As I was gathering my favorite three books on learning and teaching to wave at the participants of our “introduction to teaching and learning” course today, I realized I never summarized one of them: “Whistling Vivaldi: How stereotypes affect us and what we can do” (Steele, 2011), which is what I am doing below. (The other two? “Communities of Practice“, and “Small Teaching“)
Calling this a “summary” might actually be a little risky, since I am basing this on the little sticky notes with keywords in my book, and what I remember from having read it years ago, and writing this while my co-teacher is teaching (sorry, Jonas…). But this is what stuck with me, so here we go anyway!
In a nutshell: Stereotype Threat is the effect of fear of confirming negative stereotypes against your group hindering your performance on specific tasks.
“Against your group” is the tricky part here, because you are of course always parts of multiple groups (“intersectionality”), and group identity can be triggered — or not (as in this example of whether football fans help someone from a different team, or not, being correlated with whether they currently identify as “fan of team x” or “football fan”). If there are negative stereotypes against a facet of your identity that you are currently very much aware of (as in Steele’s examples, often being a Black man in prestigious US universities), you are likely to feel hyper-scrutiny of everybody around you, which might lead to forever proving yourself — spending a lot of energy on not confirming people’s stereotypes against your group, but actually failing to do so because that energy is missing for actually performing the task to the best of your abilities. Sometimes that leads people to “over-efforting” — persisting in order to not confirm stereotypes, past the point of where it would have been smarter to change approach. This is true in academic contexts (whether a test is framed as an intelligence test or just a learning opportunity) but also for example in sports (is it about testing strategical ability, or about being good at sports?).
Interestingly, this effect even works on people from non-historically marginalized minorities: for example white men playing basketball against black men perform worse because now the stereotype is that the white men shouldn’t be as athletic and skilled. And this effect shows up in other situations, too, for example white people sitting further away from Black people or avoiding conversations about race isn’t necessarily based on racism, but based in insecurity of how to behave, i.e. on fear of being seen as racist, thus confirming that stereotype. This is also something I encounter with a very highly esteemed male colleague of mine who avoids conversations about gender because he doesn’t want to be seen as non-feminist, but that’s exactly the impression I now get because he is not even willing to discuss the topics I think should be discussed. Yet if we discuss inclusion without explicitly mentioning gender, there are discussions and they are super constructive.
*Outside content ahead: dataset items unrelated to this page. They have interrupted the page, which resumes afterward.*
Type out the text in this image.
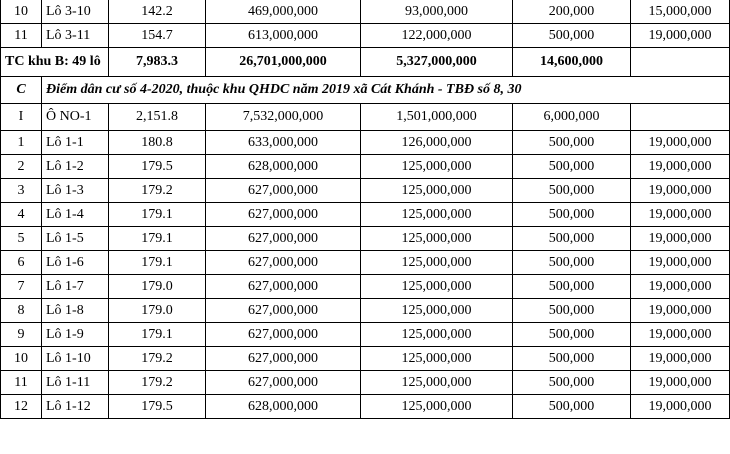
10	Lô 3-10	142.2	469,000,000	93,000,000	200,000	15,000,000
11	Lô 3-11	154.7	613,000,000	122,000,000	500,000	19,000,000
TC khu B: 49 lô		7,983.3	26,701,000,000	5,327,000,000	14,600,000	
C	Điểm dân cư số 4-2020, thuộc khu QHDC năm 2019 xã Cát Khánh - TBĐ số 8, 30					
I	Ô NO-1	2,151.8	7,532,000,000	1,501,000,000	6,000,000	
1	Lô 1-1	180.8	633,000,000	126,000,000	500,000	19,000,000
2	Lô 1-2	179.5	628,000,000	125,000,000	500,000	19,000,000
3	Lô 1-3	179.2	627,000,000	125,000,000	500,000	19,000,000
4	Lô 1-4	179.1	627,000,000	125,000,000	500,000	19,000,000
5	Lô 1-5	179.1	627,000,000	125,000,000	500,000	19,000,000
6	Lô 1-6	179.1	627,000,000	125,000,000	500,000	19,000,000
7	Lô 1-7	179.0	627,000,000	125,000,000	500,000	19,000,000
8	Lô 1-8	179.0	627,000,000	125,000,000	500,000	19,000,000
9	Lô 1-9	179.1	627,000,000	125,000,000	500,000	19,000,000
10	Lô 1-10	179.2	627,000,000	125,000,000	500,000	19,000,000
11	Lô 1-11	179.2	627,000,000	125,000,000	500,000	19,000,000
12	Lô 1-12	179.5	628,000,000	125,000,000	500,000	19,000,000
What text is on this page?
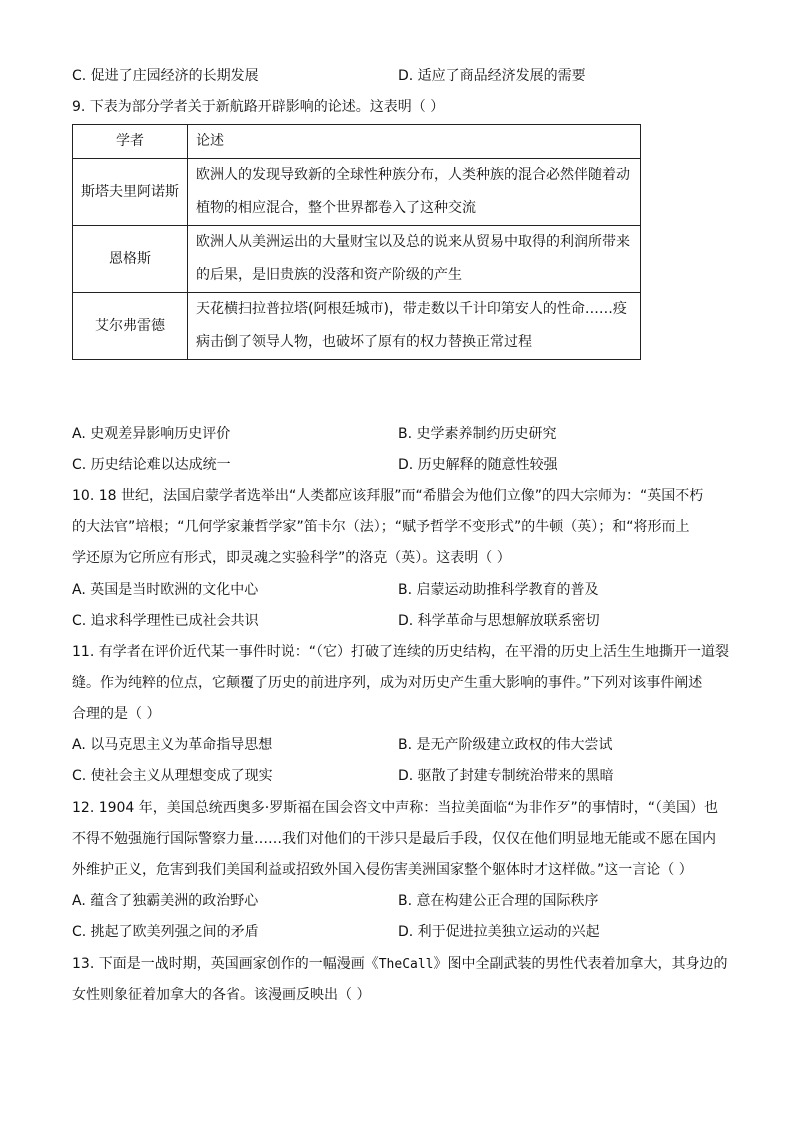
C. 促进了庄园经济的长期发展	D. 适应了商品经济发展的需要
9. 下表为部分学者关于新航路开辟影响的论述。这表明（ ）
学者	论述
斯塔夫里阿诺斯	欧洲人的发现导致新的全球性种族分布，人类种族的混合必然伴随着动
植物的相应混合，整个世界都卷入了这种交流

恩格斯	欧洲人从美洲运出的大量财宝以及总的说来从贸易中取得的利润所带来
的后果，是旧贵族的没落和资产阶级的产生

艾尔弗雷德	天花横扫拉普拉塔(阿根廷城市)，带走数以千计印第安人的性命……疫
病击倒了领导人物，也破坏了原有的权力替换正常过程
A. 史观差异影响历史评价	B. 史学素养制约历史研究
C. 历史结论难以达成统一	D. 历史解释的随意性较强
10. 18 世纪，法国启蒙学者选举出“人类都应该拜服”而“希腊会为他们立像”的四大宗师为：“英国不朽
的大法官”培根；“几何学家兼哲学家”笛卡尔（法）；“赋予哲学不变形式”的牛顿（英）；和“将形而上
学还原为它所应有形式，即灵魂之实验科学”的洛克（英）。这表明（ ）
A. 英国是当时欧洲的文化中心	B. 启蒙运动助推科学教育的普及
C. 追求科学理性已成社会共识	D. 科学革命与思想解放联系密切
11. 有学者在评价近代某一事件时说：“（它）打破了连续的历史结构，在平滑的历史上活生生地撕开一道裂
缝。作为纯粹的位点，它颠覆了历史的前进序列，成为对历史产生重大影响的事件。”下列对该事件阐述
合理的是（ ）
A. 以马克思主义为革命指导思想	B. 是无产阶级建立政权的伟大尝试
C. 使社会主义从理想变成了现实	D. 驱散了封建专制统治带来的黑暗
12. 1904 年，美国总统西奥多·罗斯福在国会咨文中声称：当拉美面临“为非作歹”的事情时，“（美国）也
不得不勉强施行国际警察力量……我们对他们的干涉只是最后手段，仅仅在他们明显地无能或不愿在国内
外维护正义，危害到我们美国利益或招致外国入侵伤害美洲国家整个躯体时才这样做。”这一言论（ ）
A. 蕴含了独霸美洲的政治野心	B. 意在构建公正合理的国际秩序
C. 挑起了欧美列强之间的矛盾	D. 利于促进拉美独立运动的兴起
13. 下面是一战时期，英国画家创作的一幅漫画《TheCall》图中全副武装的男性代表着加拿大，其身边的
女性则象征着加拿大的各省。该漫画反映出（ ）
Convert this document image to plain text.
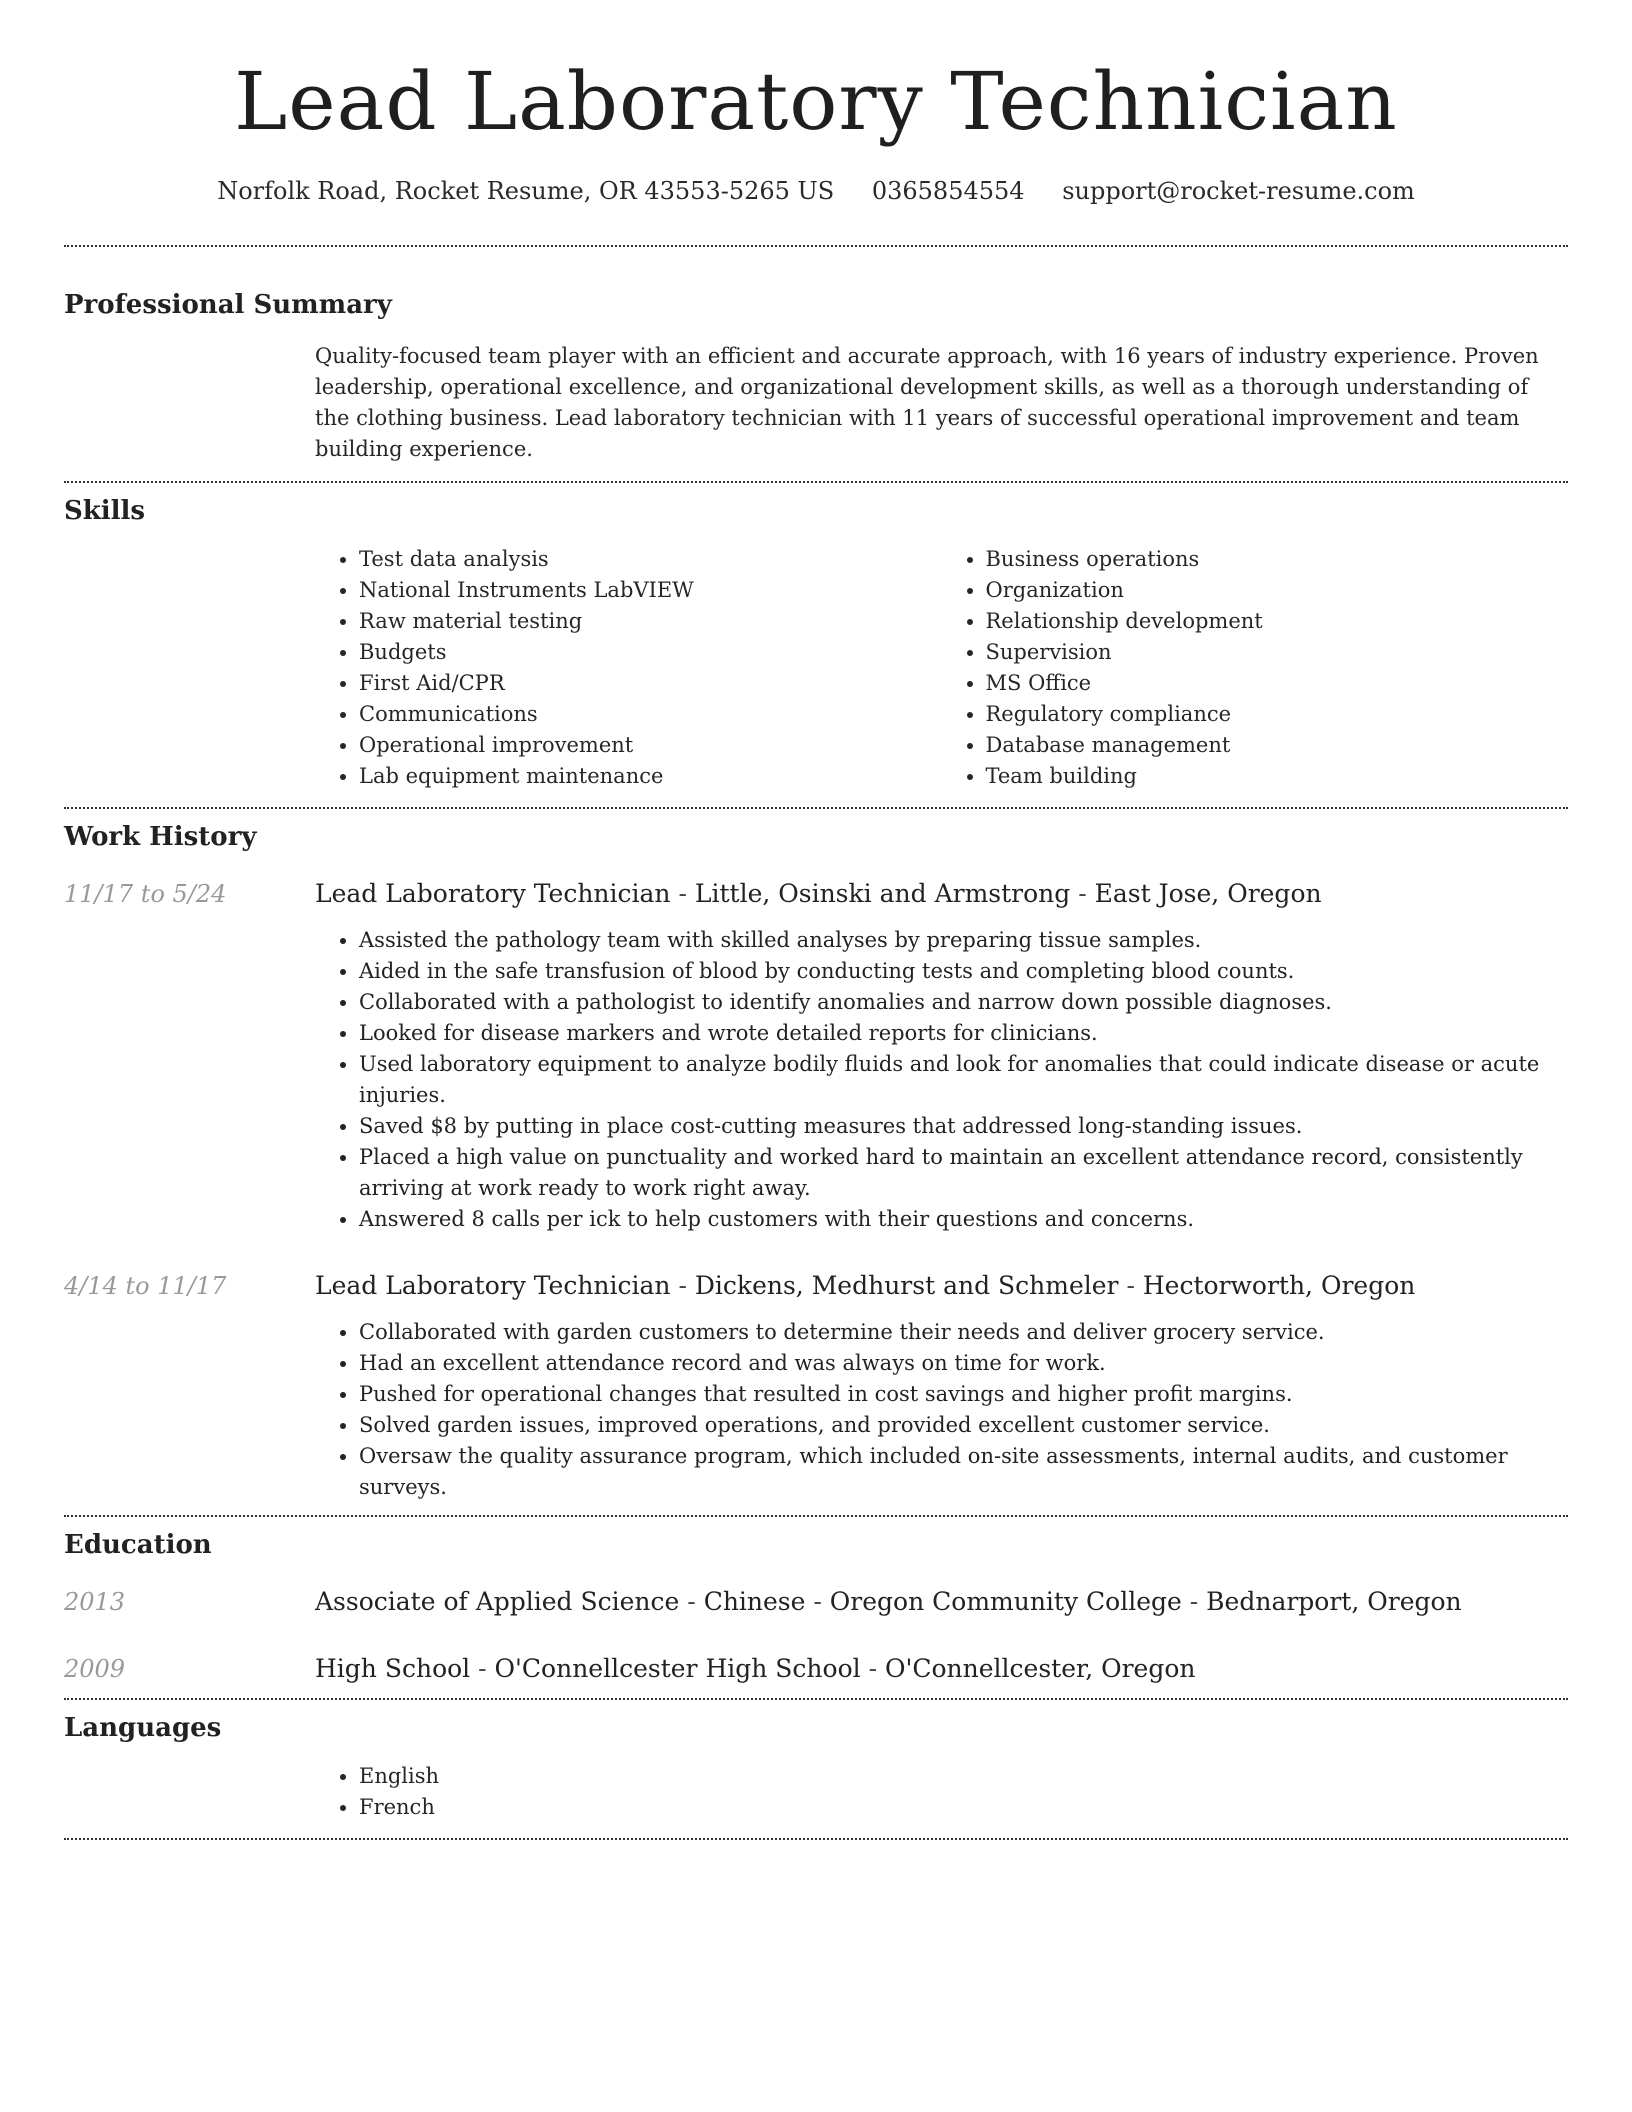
Lead Laboratory Technician
Norfolk Road, Rocket Resume, OR 43553-5265 US 0365854554 support@rocket-resume.com
Professional Summary

Quality-focused team player with an efficient and accurate approach, with 16 years of industry experience. Proven leadership, operational excellence, and organizational development skills, as well as a thorough understanding of the clothing business. Lead laboratory technician with 11 years of successful operational improvement and team building experience.

Skills
• Test data analysis
• National Instruments LabVIEW
• Raw material testing
• Budgets
• First Aid/CPR
• Communications
• Operational improvement
• Lab equipment maintenance
• Business operations
• Organization
• Relationship development
• Supervision
• MS Office
• Regulatory compliance
• Database management
• Team building
Work History
11/17 to 5/24	Lead Laboratory Technician - Little, Osinski and Armstrong - East Jose, Oregon
• Assisted the pathology team with skilled analyses by preparing tissue samples.
• Aided in the safe transfusion of blood by conducting tests and completing blood counts.
• Collaborated with a pathologist to identify anomalies and narrow down possible diagnoses.
• Looked for disease markers and wrote detailed reports for clinicians.
• Used laboratory equipment to analyze bodily fluids and look for anomalies that could indicate disease or acute injuries.
• Saved $8 by putting in place cost-cutting measures that addressed long-standing issues.
• Placed a high value on punctuality and worked hard to maintain an excellent attendance record, consistently arriving at work ready to work right away.
• Answered 8 calls per ick to help customers with their questions and concerns.
4/14 to 11/17	Lead Laboratory Technician - Dickens, Medhurst and Schmeler - Hectorworth, Oregon
• Collaborated with garden customers to determine their needs and deliver grocery service.
• Had an excellent attendance record and was always on time for work.
• Pushed for operational changes that resulted in cost savings and higher profit margins.
• Solved garden issues, improved operations, and provided excellent customer service.
• Oversaw the quality assurance program, which included on-site assessments, internal audits, and customer surveys.
Education
2013	Associate of Applied Science - Chinese - Oregon Community College - Bednarport, Oregon
2009	High School - O'Connellcester High School - O'Connellcester, Oregon
Languages
• English
• French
So as teachers and even more generally as people, our focus should be on reframing conversations and changing the contingencies, i.e. on how much energy people have to spend on protecting their identity vs on learning. Reframing conversations or tasks as learning opportunities rather than as something that surfaces abilities greatly reduces stereotype threat. And if we do have to trigger identities, we should trigger the most inclusive one possible in the context (also for example not “students of a specific study program vs another one” as I often see happening, but rather “students of engineering”, or even better as “learners”).
Another thing we can do is to make sure that minorities have a critical mass so that individuals don’t always have to speak “for all women”, and generally valuing diversity. Or as a majority teacher giving feedback to minority students, making sure to both articulate high standards and belief in the student’s abilities.
I find stereotype threat a really helpful concept to have in mind when teaching, and the book is a really captivating read. The title, “Whistling Vivaldi”, refers to a Black man’s strategy to whistle classical music when walking in dark streets in order to not be perceived as (as much of) a threat — imagine having to spend that much energy to mitigate other people’s perceptions of you constantly, whether in an academic context or the rest of your life, or both. If we can help reducing that burden, why wouldn’t we?
Steele, C. M. (2011). Whistling Vivaldi: How stereotypes affect us and what we can do. New York, NY: WW Norton.